By George Cahlink
June 1, 2004The National Security Agency has doubled procurement spending since 2000 and will do so again by the end of this decade, according to Harry Gatanas, the organization's senior acquisition executive.
"This revolution in information technology is far more than we can handle; we've got to have the support of industry," said Gatanas at a briefing on Tuesday to local and state business development officials and reporters. He added that the global war on terrorism and the high value that military commanders place on intelligence were also driving increased spending.
Gatanas would not offer specific dollar figures because the agency's budget is classified, but he said it would involve billions of dollars in increased spending, mainly on information technology products and services. In fiscal 2003, he said, NSA executed about 43,000 contracts and 21,000 purchase orders.
NSA, headquartered at Fort Meade, Md., is the military's code-breaking and code-making agency, and employs nearly 40,000 workers. A 2001 book, Body of Secrets, pegged the agency's annual budget at $4 billion.
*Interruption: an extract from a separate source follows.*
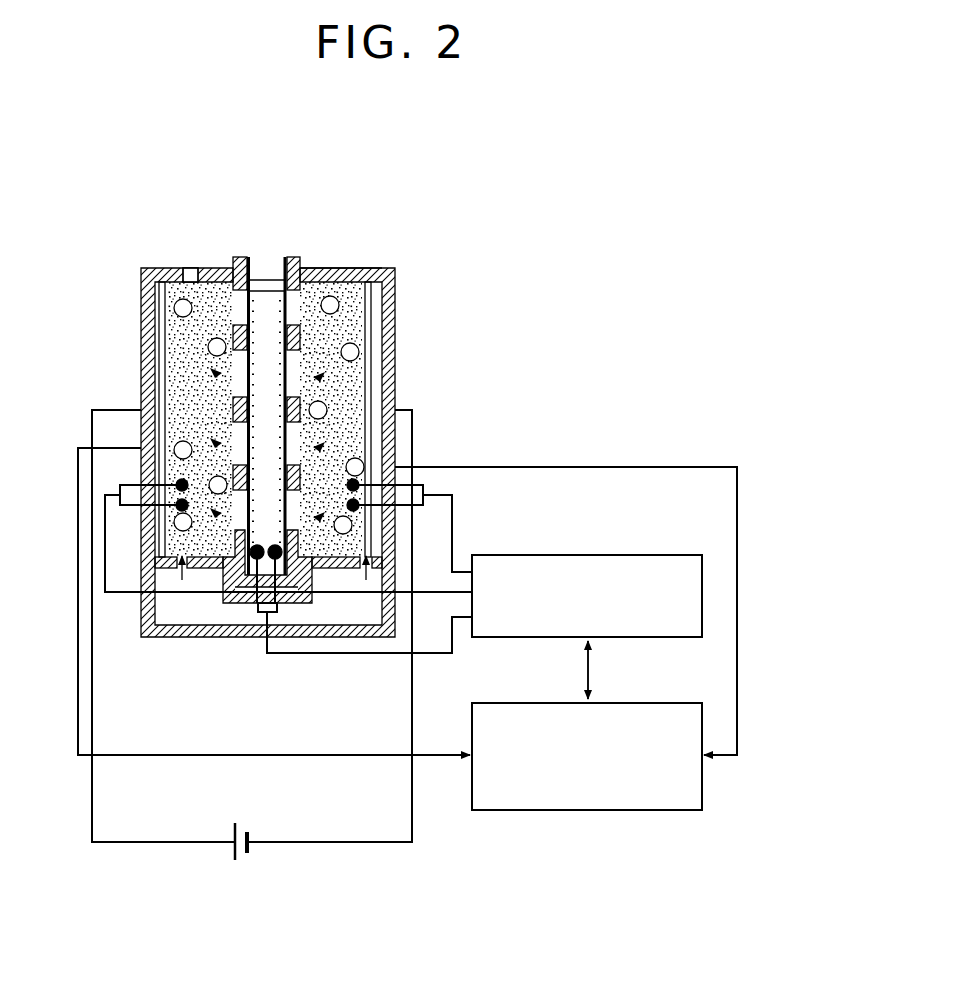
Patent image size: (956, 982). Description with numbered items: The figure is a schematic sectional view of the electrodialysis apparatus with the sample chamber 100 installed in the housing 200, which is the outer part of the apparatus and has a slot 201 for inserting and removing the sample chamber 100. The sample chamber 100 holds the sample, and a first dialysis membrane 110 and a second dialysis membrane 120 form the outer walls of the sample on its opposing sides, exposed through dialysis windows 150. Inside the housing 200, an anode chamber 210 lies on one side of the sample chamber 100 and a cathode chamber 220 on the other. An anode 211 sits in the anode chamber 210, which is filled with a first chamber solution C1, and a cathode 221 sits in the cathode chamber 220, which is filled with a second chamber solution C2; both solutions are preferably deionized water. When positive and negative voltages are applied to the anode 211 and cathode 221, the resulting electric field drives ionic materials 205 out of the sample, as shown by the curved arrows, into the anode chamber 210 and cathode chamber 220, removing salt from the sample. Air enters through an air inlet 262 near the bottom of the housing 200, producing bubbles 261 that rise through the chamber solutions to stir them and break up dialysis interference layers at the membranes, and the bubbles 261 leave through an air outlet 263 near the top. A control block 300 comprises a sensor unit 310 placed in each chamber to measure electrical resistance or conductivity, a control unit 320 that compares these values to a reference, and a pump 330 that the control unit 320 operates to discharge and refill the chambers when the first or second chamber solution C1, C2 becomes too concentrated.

Gatanas said the agency wants to continue to expand its base of contractors. In the mid-1990s, about 20 companies did about 85 percent of the agency's contract work. Since 2001, NSA has expanded from using 140 businesses to 2,690.
Gatanas said the NSA's large-scale outsourcing of its noncritical technology systems to a consortium led by Computer Sciences Corp. -- in a contract worth $2 billion over 10 years -- has gone well. But, he says, the agency has no immediate plan to outsource other work because of the massive effort required to hold such competitions.
Gatanas said the agency has a shortage of space at Fort Meade because it's adding about 500 employees annually. As a result, the agency is increasingly renting space in nearby office parks and converting it into facilities where top-secret information can be discussed.
Also, Gatanas noted, NSA is building a massive data storage facility in Colorado, which will be able to hold the electronic equivalent of the Library of Congress every two days. He said the agency also needs contractors to assist with knowledge management, high-performance computing, legacy data migration, analytic tool development, and the dissemination and protection of technologies.